Handling Injury Before Your “A” Race

October 19th, 2019 by JoAnn Cranson

By:  Brian Reynolds

Age Group Nationals was an “A” race for me so I was doing specific swim, bike, and run workouts to prepare.  Three weeks before, I did a morning speed session run which went well but later that day my right calf became very sore and tight.  When I woke up the next morning and took my first few steps I had a throbbing pain in my calf. It was the worst muscle pain I’ve ever experienced, but I continued with my swim and bike workouts that week.  Three days after my injury was the Tri Del Sol race which I was signed up to do the Olympic triathlon. I knew I wasn’t going to be able to do the run leg so instead I did the aquabike (Swim-Bike).  I was disappointed that I could not race the triathlon but it was the right call.

In order to get my calf healthy I had to cut my running back to just a really easy mile so I could keep my running streak going.  For the bike I only did easy rides to not aggravate my injury. The only high intensity workouts were my swims. It was frustrating I couldn’t do my normal training because I wanted to get in the best possible shape for nationals.  After I got through that low period I began focusing on the process of getting healthy again. My goal each day was to get my calf feeling a little bit better each day. Slowly but surely after  one week my calf made good progress and by the second week it was significantly better to the point where I could increase a few of my runs to 20 minutes.

Well three week later, I met my #1 goal which was to get the start line healthy! However, I did wonder how much run and bike fitness I lost from having to back off on training. I tried to not worry about my fitness and just focus on executing the best swim-bike-run and have fun while doing it.  I was at least very well rested for the race.

On race day for the Olympic distance they had to shorten the swim to 750 meters instead of the 1500 meters due to the rough waters.  In hindsight the shorter swim helped me since the swim is my weakest of the three disciplines. I ended up having a decent swim which put me 40 seconds behind the leaders.  When I got onto the bike my legs felt really good and I was able to produce a really good bike split. I ended up leading my age group coming into T2 (2nd transition). There was one guy that got ahead of me coming out of T2 but I was able to catch him by the 0.5 mile marker.  Once I made the pass I was leading the race in my age group. I thought to myself that 3 weeks ago I didn’t know if I would be able to do this race and now I’m in the lead contending for a national title.

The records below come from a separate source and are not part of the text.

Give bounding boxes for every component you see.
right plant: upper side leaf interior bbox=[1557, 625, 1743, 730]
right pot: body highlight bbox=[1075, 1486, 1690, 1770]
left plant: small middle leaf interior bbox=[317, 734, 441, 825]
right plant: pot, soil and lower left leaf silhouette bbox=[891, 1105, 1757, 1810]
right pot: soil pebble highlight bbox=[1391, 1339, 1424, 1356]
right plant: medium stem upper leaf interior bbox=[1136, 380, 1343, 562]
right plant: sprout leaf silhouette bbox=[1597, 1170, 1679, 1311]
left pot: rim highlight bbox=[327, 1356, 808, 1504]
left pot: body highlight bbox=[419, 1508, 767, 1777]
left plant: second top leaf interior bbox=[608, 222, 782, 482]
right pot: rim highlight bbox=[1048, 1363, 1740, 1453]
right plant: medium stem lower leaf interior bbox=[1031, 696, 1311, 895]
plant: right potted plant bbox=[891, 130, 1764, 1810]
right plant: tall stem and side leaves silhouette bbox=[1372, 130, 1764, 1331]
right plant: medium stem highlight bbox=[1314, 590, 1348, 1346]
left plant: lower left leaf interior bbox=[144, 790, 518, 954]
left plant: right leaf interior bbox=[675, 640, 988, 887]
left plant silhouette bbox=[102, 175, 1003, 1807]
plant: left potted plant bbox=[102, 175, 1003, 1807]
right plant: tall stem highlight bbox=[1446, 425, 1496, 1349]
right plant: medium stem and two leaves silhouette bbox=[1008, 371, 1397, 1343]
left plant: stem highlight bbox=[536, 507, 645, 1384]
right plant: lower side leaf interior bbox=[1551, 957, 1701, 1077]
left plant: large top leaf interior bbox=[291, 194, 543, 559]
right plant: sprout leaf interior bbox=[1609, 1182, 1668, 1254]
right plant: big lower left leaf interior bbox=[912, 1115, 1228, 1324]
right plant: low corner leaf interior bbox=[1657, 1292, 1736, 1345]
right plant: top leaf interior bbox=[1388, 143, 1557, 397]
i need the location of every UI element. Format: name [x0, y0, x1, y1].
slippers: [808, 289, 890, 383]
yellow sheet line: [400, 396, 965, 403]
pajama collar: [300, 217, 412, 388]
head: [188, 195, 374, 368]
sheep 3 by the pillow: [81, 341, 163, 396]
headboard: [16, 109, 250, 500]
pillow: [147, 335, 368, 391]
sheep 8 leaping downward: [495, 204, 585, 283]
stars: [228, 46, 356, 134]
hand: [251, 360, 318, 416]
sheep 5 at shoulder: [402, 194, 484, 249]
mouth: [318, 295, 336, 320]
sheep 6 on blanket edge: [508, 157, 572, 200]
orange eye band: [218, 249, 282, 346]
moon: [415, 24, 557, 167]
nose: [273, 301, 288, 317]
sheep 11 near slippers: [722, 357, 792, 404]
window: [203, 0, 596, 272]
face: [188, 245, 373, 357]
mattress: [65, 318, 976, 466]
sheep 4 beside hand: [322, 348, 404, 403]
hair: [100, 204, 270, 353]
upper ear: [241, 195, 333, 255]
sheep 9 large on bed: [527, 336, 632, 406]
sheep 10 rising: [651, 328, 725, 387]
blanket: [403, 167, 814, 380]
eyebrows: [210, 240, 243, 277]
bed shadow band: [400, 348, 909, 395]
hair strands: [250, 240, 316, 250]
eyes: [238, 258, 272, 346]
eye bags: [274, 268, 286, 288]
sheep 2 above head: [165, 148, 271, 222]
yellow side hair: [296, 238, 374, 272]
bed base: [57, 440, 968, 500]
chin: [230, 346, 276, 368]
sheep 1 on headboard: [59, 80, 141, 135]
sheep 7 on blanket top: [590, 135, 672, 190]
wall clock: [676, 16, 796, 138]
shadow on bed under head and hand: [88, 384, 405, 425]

I held onto the lead until the 4.5 mile marker when the eventual winner passed me and beat me by 16 seconds.  I really wanted to win but I was still proud that I was able to put myself in a position to win.

The next day I did the sprint distance race just for fun.  I haven’t done a sprint distance in 3 years so I did not have any high expectations.  I ended up having a really good swim leaving me only down by 12 seconds to the leaders.  I had a solid bike and I was in the lead coming into T2. Through T2 Todd Buckingham flew by me and took the lead.  Todd would eventually win the race by a very wide margin. I ended up finishing in 2nd place. Unfortunately Todd got a 2 minute drafting penalty on the bike which bumped me up to winner of my age group.

These were the best results I ever had at the Age Group Nationals and I was very pleased considering my calf injury.  It was good to get a little redemption from last year when I crashed on the bike.

I had a few lessons to take away from this race:

Lesson #1 – You can still maintain good run fitness with very little running for 3.5 weeks assuming you’ve been consistent throughout the year.  My run split was not too far off from my usual run times when I’m in good form.

Lesson #2 – ATTITUDE!  My expectations had to change coming into this race. Instead of focusing on winning my age group, I just focused on giving my best effort and to be thankful just to be on the start line.  This led to a much better racing experience and reduced anxiety! This is a lesson I’m going to be applying to all of my races going forward.